Wood does not see himself as a “triumphalist” or champion of “any great white man” and says he follows no agenda beyond where the scholarship leads him. He calls the Revolution both “ironic” and “tragic.” He has portrayed it, most famously in his Pulitzer Prize winning “The Radicalism of the American Revolution,” as having a profoundly democratizing effect on the new country, well beyond what Washington and other leaders had desired.
He said he objects to the 1619 Project and to some of Holton’s book because he believes they apply contemporary standards to the past. During the debate, Wood praised Holton as a “superb” narrator of military battles, but said he was misguided in other ways. He cited Holton's emphasizing that the vast majority of Americans in the early years, notably women and those enslaved, were unable to vote, when the same was true virtually everywhere in the world.
“He does see the past through modern eyes," Wood said. “Woody's a good activist-historian who wants a usable past to solve problems in the present.”
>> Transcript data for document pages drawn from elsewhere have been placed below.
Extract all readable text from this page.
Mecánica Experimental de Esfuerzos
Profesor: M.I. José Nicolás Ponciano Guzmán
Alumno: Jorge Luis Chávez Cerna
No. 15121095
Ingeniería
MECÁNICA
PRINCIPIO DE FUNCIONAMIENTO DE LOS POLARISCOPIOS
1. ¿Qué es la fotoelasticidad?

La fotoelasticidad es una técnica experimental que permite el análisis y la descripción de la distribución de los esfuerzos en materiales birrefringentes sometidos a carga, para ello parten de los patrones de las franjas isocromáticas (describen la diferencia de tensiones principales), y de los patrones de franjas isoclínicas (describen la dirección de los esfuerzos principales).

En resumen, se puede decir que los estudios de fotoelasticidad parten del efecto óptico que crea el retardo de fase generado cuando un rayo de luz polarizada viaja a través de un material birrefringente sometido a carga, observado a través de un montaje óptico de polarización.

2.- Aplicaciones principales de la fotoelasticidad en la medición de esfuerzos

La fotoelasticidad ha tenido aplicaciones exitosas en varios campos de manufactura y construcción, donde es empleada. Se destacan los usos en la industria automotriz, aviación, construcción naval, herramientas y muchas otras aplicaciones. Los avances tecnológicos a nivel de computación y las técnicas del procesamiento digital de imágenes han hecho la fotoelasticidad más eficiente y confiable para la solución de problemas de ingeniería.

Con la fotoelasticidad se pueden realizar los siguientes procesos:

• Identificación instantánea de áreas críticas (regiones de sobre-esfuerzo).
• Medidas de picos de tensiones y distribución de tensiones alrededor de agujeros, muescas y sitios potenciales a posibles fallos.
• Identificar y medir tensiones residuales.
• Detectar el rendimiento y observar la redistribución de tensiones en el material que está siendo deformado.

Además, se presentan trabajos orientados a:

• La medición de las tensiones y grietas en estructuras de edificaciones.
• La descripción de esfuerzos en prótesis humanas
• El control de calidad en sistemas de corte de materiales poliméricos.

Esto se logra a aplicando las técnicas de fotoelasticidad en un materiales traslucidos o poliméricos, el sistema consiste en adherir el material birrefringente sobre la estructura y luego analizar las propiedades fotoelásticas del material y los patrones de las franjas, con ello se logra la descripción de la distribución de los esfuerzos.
Wood and Holton don’t just disagree about the 18th century, but about last weekend. Holton said that Wood had no reason to feel “blindsided” because they had discussed ground rules, raised the subject of the 1619 project and agreed only that it shouldn't be the primary focus of conversation. Holton's memory was backed by Massachusetts Historical Society President, Catherine Allgor, who moderated the event, and by Gavin Kleespies, the society's director of public programs.
Both showed the AP notes they took — showing references to the 1619 project — when Holton and Wood met prior to the debate.
“I'm blindsided that he said he was blindsided,” Allgor said.
Holton and Wood, who at the start of the debate greeted Holton as “my old buddy,” have met before. In 2013, they debated at the University of Carolina over the influence of capitalism on the framing of the Constitution. They had been on friendly terms. Holton told the AP during a recent interview that he had reached out to Wood in hopes of receiving a blurb from him for “Liberty Is Sweet” and called him a “really decent person” when not arguing his own historical viewpoints.
Wood said he found Holton “very charming,” but also “a little underhanded.”
“I get along with the guy and I like him,” he added, “but now I'm not so happy.”